Banks abandoning garden leave aren’t simply hoping for the best. They’re implementing alternative retention strategies:
Equity Packages: Nearly half of investment banking professionals now receive equity compensation, creating long-term incentives. Golden handcuffs are replacing garden walls.
Rapid Start Policies: Some banks now allow senior hires to start immediately, recognizing that speed to productivity matters more than theoretical information protection.
Focused Non-Competes: Rather than blanket garden leave, banks are implementing targeted restrictions on specific client relationships or ongoing transactions.
The Client Reality Check
Perhaps most tellingly, clients themselves are becoming less concerned about banker mobility in the current environment. When deal flow is limited, the risk of sensitive information transfer diminishes. A departing director who knows about three potential transactions—none of which may ultimately proceed—poses less competitive threat than one who knows about twenty active deals.
The Future of Talent Control
This shift represents more than just cost-cutting; it’s a fundamental recognition that the investment banking talent model needs updating. The traditional approach of hiring aggressively in bull markets, then implementing garden leave during downturns, assumes a cyclical pattern that may no longer apply.
Industry experts expect headcount reductions to accelerate as weak early-2025 results have dampened the outlook for full-year investment banking revenue. This suggests the current talent management crisis extends well beyond garden leave policies, with banks recognizing that in an increasingly active hiring environment, the old rules simply don’t apply.
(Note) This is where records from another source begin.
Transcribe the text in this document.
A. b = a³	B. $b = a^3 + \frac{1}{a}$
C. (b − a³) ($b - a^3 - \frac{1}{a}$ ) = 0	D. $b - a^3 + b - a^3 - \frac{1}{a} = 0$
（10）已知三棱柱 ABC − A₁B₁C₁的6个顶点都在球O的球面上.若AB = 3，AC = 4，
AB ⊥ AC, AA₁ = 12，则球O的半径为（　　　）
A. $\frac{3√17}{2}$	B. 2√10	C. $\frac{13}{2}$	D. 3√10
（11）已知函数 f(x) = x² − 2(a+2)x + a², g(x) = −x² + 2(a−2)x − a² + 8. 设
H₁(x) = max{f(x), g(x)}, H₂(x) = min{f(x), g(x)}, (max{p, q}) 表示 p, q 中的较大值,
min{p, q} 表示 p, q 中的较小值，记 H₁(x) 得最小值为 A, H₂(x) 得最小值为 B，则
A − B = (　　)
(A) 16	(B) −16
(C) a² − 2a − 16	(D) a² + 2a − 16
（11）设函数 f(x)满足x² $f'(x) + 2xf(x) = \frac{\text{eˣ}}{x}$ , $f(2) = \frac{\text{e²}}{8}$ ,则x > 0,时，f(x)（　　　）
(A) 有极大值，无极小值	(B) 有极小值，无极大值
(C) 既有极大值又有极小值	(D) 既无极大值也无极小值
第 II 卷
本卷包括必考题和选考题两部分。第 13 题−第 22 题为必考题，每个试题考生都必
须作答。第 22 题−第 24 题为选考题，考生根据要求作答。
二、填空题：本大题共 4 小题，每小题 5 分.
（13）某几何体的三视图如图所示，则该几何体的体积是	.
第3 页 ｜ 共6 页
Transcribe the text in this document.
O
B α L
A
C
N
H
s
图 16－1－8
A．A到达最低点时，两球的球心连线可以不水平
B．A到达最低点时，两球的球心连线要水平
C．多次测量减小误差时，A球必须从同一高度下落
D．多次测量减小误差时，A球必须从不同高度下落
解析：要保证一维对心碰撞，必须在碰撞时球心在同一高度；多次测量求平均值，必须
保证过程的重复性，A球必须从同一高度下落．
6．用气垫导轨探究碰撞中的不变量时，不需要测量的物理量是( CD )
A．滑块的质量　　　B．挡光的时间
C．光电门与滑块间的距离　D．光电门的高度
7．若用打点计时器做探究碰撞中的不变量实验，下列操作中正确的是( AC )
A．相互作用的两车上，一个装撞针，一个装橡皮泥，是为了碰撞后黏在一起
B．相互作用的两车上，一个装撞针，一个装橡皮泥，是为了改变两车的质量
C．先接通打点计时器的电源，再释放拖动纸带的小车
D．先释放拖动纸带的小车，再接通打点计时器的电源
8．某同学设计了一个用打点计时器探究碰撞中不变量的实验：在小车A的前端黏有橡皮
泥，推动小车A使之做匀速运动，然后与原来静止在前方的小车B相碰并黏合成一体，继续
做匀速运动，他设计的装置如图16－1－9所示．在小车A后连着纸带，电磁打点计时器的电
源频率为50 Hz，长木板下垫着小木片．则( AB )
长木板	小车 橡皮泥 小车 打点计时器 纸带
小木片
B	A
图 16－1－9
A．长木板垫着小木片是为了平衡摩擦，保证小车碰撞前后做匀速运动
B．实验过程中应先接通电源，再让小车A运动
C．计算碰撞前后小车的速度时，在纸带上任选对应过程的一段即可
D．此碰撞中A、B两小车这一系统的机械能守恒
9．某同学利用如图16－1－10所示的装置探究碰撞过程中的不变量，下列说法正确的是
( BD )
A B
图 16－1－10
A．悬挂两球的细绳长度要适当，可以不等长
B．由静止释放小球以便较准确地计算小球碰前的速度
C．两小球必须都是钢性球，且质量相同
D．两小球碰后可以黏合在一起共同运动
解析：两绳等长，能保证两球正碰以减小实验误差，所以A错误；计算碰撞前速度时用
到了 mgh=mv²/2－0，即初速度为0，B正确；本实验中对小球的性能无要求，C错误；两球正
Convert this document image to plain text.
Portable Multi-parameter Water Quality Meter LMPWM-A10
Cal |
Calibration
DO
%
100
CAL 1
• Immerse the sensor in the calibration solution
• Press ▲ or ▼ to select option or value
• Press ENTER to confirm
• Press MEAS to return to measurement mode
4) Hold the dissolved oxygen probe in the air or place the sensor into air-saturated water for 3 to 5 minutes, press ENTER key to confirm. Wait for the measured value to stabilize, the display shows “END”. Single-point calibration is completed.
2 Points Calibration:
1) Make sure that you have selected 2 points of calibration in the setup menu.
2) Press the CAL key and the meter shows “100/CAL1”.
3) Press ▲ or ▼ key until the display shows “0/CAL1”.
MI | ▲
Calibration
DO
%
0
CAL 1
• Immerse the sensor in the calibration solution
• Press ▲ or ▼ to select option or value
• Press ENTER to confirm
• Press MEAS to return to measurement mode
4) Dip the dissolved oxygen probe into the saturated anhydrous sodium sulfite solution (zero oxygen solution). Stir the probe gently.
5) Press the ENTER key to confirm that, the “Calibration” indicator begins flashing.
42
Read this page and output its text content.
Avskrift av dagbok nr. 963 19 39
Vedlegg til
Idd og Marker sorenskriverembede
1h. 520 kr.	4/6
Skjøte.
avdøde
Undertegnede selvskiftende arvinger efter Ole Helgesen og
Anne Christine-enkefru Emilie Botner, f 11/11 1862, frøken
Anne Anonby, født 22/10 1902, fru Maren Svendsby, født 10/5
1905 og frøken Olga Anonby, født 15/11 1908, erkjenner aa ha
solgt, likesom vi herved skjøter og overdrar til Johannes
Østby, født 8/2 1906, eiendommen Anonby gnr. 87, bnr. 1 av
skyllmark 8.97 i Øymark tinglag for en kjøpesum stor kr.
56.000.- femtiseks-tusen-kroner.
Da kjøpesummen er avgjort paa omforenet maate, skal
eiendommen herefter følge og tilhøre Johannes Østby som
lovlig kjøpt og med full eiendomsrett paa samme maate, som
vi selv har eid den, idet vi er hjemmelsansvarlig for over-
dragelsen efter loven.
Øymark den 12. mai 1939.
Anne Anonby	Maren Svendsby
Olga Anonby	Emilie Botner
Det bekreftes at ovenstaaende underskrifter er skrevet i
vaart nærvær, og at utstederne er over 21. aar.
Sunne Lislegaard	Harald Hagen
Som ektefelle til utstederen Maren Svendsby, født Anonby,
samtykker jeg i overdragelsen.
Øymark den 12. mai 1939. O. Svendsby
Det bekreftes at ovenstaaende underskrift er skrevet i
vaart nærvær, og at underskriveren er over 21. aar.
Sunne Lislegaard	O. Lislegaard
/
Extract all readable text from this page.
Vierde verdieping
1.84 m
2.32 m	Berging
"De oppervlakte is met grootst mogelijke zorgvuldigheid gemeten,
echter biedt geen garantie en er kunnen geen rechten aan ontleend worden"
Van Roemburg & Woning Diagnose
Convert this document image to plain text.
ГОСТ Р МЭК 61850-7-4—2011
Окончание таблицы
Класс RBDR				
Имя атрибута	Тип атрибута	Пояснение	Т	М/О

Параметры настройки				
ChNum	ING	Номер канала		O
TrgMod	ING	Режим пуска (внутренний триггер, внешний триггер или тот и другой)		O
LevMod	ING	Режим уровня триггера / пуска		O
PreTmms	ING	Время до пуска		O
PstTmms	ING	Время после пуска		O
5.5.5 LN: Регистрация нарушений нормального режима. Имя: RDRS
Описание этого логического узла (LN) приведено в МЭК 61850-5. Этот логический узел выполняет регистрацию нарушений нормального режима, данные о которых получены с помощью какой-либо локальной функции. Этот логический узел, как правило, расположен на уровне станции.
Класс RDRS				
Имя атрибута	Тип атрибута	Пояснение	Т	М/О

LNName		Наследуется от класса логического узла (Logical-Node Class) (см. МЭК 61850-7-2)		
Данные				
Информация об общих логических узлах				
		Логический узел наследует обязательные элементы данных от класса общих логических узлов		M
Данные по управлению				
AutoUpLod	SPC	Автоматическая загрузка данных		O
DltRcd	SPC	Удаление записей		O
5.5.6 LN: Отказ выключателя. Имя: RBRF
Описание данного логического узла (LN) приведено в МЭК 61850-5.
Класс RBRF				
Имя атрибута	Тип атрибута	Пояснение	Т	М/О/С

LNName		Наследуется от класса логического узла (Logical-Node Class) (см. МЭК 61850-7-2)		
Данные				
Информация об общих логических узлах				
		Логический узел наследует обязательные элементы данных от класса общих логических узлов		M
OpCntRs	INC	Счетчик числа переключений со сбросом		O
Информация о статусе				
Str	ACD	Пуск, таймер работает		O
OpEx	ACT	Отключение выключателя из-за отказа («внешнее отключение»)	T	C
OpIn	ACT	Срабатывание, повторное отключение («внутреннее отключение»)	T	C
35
Regional Variations and Holdouts
Not every bank is abandoning garden leave entirely. Firms with significant international operations, particularly those with large London offices where garden leave has deeper legal precedent, may maintain the practice selectively. Additionally, banks with strong trading operations—where information sensitivity remains high regardless of M&A activity—are likely to preserve garden leave for specific roles.
However, the trend is clear: pure-play M&A advisors and boutique investment banks are leading the charge away from garden leave, while universal banks are becoming more selective about when and how they apply it.
The Talent War Implications
The elimination of garden leave creates both opportunities and risks. On one hand, it allows for more fluid talent movement, potentially leading to better job-role matching and higher productivity. Senior bankers can move quickly to roles where they can add immediate value rather than languishing in paid limbo.
On the other hand, it removes a key competitive moat that banks have traditionally relied upon. Without garden leave, firms must compete purely on compensation, culture, and opportunity—a more expensive proposition than simply making it difficult for talent to leave.
The Verdict: Evolution, Not Death
While garden leave may not disappear entirely, its role is clearly evolving. What we’re witnessing isn’t necessarily the “death” of garden leave but rather its transformation from a default practice to a strategic tool used selectively in specific circumstances.
The two banks eliminating garden leave for directors and above are likely testing whether alternative retention strategies can be more effective in the current environment. If their experiment proves successful—meaning they can retain talent without the cost burden of garden leave—expect this trend to accelerate across the industry.
The new reality: In a world where deal flow is uncertain, talent is expensive, and clients are demanding immediate value, the luxury of paying people to do nothing becomes increasingly difficult to justify. Garden leave may survive in some form, but its golden age as a standard practice in investment banking is likely over.
The banks making this change aren’t just responding to current market conditions—they’re preparing for a future where talent mobility is higher, information moves faster, and the traditional protective measures of the past simply don’t provide the same value they once did. Whether this proves to be a winning strategy remains to be seen, but one thing is certain: the investment banking talent landscape will never be quite the same.